Réglementation et aides applicables

Code général des impôts

 
 
Le code général des impôts permet aux propriétaires de bois et de forêt de bénéficier d’un certains nombre d’avantages fiscaux.

Réduction des droits de mutation (Certificat Monichon)

Réduction des droits de mutation (à titre gratuit)
C’est une réduction des ¾ des droits de mutation perçus par l’Etat lors des successions (à titre gratuit) et des donations des bois et forêts ainsi que lors des sessions gratuites de parts des groupements forestiers.

En contrepartie, les bois et forêts ayant fait l’objet de la mutation ou appartenant au groupement forestier doivent, pendant 30 ans, être gérés selon des garanties de gestion durable, que le propriétaire s’engage, pour lui-même et ses ayants-cause, à respecter.

L’obtention du certificat demande un délai moyen de 2 à 3 mois. Il est valable 6 mois pour un particulier et deux ans pour un groupement forestier.

Impôt de Solidarité sur la Fortune (ISF)

Pour les propriétaires privés, groupements forestiers, l’impôt de solidarité sur la fortune peut faire l’objet d’une réduction selon les mêmes règles que pour les droits de mutation par décès.

La demande est à faire à la DDT, à l’aide des formulaires téléchargeables dans la rubrique mesures fiscales .

La DDT délivrera sans frais un certificat attestant, après expertise technique, que les forêts sont susceptibles de présenter une des garanties de gestion durable prévues par le code forestier.

Réduction de la taxe foncière pour les futaies irrégulières

Il s’agit d’une nouvelle mesure instituée par la Loi n° 2001 du 9 juillet 2001 .
La taxe foncière est réduite de ¼ pour les bois en état de futaie irrégulière en équilibre de régénération.

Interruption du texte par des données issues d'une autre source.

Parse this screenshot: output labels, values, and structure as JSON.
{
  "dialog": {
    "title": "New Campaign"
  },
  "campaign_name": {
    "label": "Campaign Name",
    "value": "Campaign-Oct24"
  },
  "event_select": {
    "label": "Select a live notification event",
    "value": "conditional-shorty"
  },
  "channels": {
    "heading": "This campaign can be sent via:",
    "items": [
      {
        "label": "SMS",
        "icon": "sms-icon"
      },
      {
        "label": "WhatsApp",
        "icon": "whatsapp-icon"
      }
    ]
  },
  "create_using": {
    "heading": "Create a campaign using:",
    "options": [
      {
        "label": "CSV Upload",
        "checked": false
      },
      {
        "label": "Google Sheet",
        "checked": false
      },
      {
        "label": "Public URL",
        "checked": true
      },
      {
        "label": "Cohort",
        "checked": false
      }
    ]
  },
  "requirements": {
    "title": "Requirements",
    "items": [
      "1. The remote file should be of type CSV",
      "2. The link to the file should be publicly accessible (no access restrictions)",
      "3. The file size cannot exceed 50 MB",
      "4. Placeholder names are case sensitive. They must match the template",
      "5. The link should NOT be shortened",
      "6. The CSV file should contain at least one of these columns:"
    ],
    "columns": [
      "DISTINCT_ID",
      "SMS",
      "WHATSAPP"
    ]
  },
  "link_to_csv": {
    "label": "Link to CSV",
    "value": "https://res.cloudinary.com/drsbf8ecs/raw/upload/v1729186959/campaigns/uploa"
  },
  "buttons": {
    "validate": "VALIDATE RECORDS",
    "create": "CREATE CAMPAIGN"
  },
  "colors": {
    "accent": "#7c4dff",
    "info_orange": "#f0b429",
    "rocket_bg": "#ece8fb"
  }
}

Cette réduction est acquise par périodes de 15 ans.
Le service forestier de la DDT établit, sur demande du propriétaire, le certificat de "futaie irrégulière en équilibre de régénération".
Un décret en fixe le contenu et les conditions de constatation.

Des dispositions particulières seront prises en cas de dégradations naturelles exceptionnelles.

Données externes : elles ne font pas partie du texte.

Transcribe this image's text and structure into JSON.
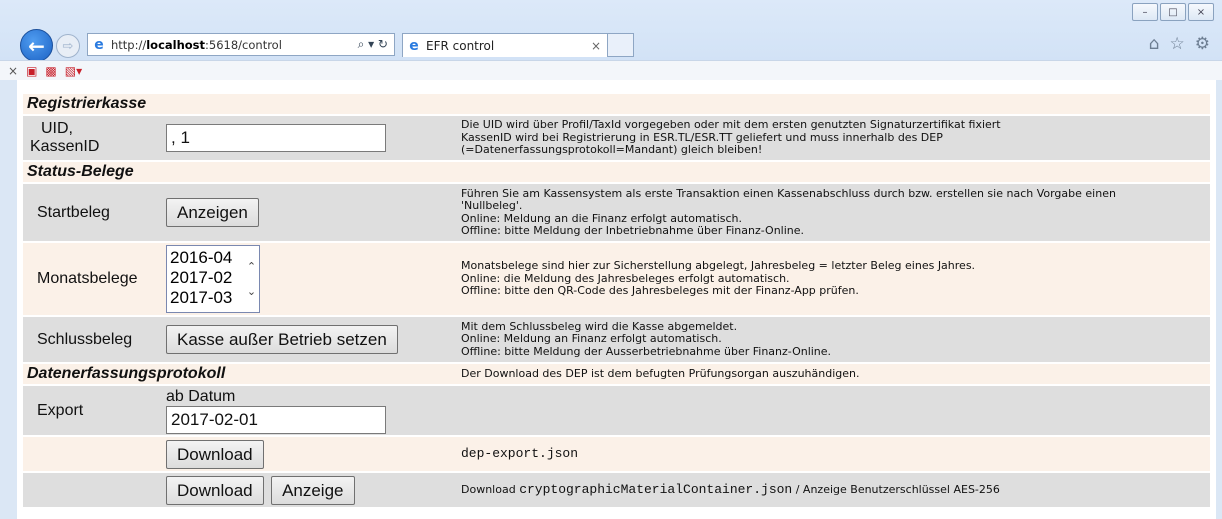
{
  "browser": {
    "url_prefix": "http://",
    "url_host": "localhost",
    "url_rest": ":5618/control",
    "address_tools": "⌕ ▾ ↻",
    "tab_title": "EFR control",
    "tab_close": "×",
    "window_controls": [
      "–",
      "□",
      "×"
    ]
  },
  "registrierkasse": {
    "heading": "Registrierkasse",
    "uid_label": "UID,\nKassenID",
    "uid_value": ", 1",
    "description": [
      "Die UID wird über Profil/TaxId vorgegeben oder mit dem ersten genutzten Signaturzertifikat fixiert",
      "KassenID wird bei Registrierung in ESR.TL/ESR.TT geliefert und muss innerhalb des DEP",
      "(=Datenerfassungsprotokoll=Mandant) gleich bleiben!"
    ]
  },
  "status_belege": {
    "heading": "Status-Belege",
    "startbeleg": {
      "label": "Startbeleg",
      "button": "Anzeigen",
      "description": [
        "Führen Sie am Kassensystem als erste Transaktion einen Kassenabschluss durch bzw. erstellen sie nach Vorgabe einen",
        "'Nullbeleg'.",
        "Online: Meldung an die Finanz erfolgt automatisch.",
        "Offline: bitte Meldung der Inbetriebnahme über Finanz-Online."
      ]
    },
    "monatsbelege": {
      "label": "Monatsbelege",
      "options": [
        "2016-04",
        "2017-02",
        "2017-03"
      ],
      "description": [
        "Monatsbelege sind hier zur Sicherstellung abgelegt, Jahresbeleg = letzter Beleg eines Jahres.",
        "Online: die Meldung des Jahresbeleges erfolgt automatisch.",
        "Offline: bitte den QR-Code des Jahresbeleges mit der Finanz-App prüfen."
      ]
    },
    "schlussbeleg": {
      "label": "Schlussbeleg",
      "button": "Kasse außer Betrieb setzen",
      "description": [
        "Mit dem Schlussbeleg wird die Kasse abgemeldet.",
        "Online: Meldung an Finanz erfolgt automatisch.",
        "Offline: bitte Meldung der Ausserbetriebnahme über Finanz-Online."
      ]
    }
  },
  "dep": {
    "heading": "Datenerfassungsprotokoll",
    "heading_description": "Der Download des DEP ist dem befugten Prüfungsorgan auszuhändigen.",
    "export_label": "Export",
    "date_label": "ab Datum",
    "date_value": "2017-02-01",
    "download_label": "Download",
    "export_file": "dep-export.json",
    "crypto_download_label": "Download",
    "anzeige_label": "Anzeige",
    "crypto_prefix": "Download ",
    "crypto_file": "cryptographicMaterialContainer.json",
    "crypto_suffix": " / Anzeige Benutzerschlüssel AES-256"
  }
}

Exonération de la taxe foncière pour les régénérations naturelles

Il s’agit d’une nouvelle mesure instituée par la Loi n° 2001 du 9 juillet 2001. Les terrains boisés en nature de futaie ou de taillis sous futaie, sauf les peupleraies, qui ont fait l’objet d’une régénération naturelle sont exonérés de la taxe foncière.
Cette exonération s’étend aux taxes additionnelles.
L’exonération est applicable pendant une durée de :

  •  30 ans pour les résineux,
  •  50 ans pour les feuillus,

à compter de la réussite de la régénération naturelle.

Le constat de réussite doit intervenir entre le début de la troisième année et la fin de la dixième année après l’achèvement de la coupe définitive.

La durée d’exonération est réduite en cas de déclaration tardive.

Des dispositions particulières seront prises en cas de dégradations naturelles exceptionnelles.

Exonération de la taxe foncière pour les plantations

Les jeunes plantations, replantations, semis d’essences forestières sont exonérés de la taxe foncière après la réalisation de ces travaux. Cette exonération s’étend aux taxes additionnelles.
Par conséquent, ouvrent droit à l’exonération :

  •  les plantations,
  •  les replantations après coupe rase ou enrichissement,
  •  les plantations hors forêt,
  •  les semis (pin maritime notamment).

Une densité minimale doit cependant être respectée, variable selon les essences.
La régénération naturelle n’est pas concernée par cette mesure (mais par une autre mesure spécifique).
Il est à noter que l’Etat compense ce manque à gagner dans les caisses des collectivités.
Jusqu’en 2001 la durée de l’exonération était uniformément de 30 ans. Cette durée d’exonération continue à s’appliquer pour les boisements réalisés antérieurement au 11 juillet 2001.
Depuis le 1er janvier 2002, cette période d’exonération est de :

  •  10 ans pour les plantations de peupliers,
  •  30 ans pour les semis et plantations de résineux,
  •  50 ans pour les semis et plantations de feuillus.

Cependant, pour les plantations ou semis réalisés en violation de l’interdiction ou de la réglementation dans les zones faisant l’objet d’une réglementation des boisements de l’article L.126-1 du code rural , l’exonération ne s’applique pas.

La déclaration de changement de nature de culture déclenche ipso facto le bénéfice de l’exonération. Elle doit être faite au centre des impôts dans les 90 jours suivant l’achèvement des travaux de boisement.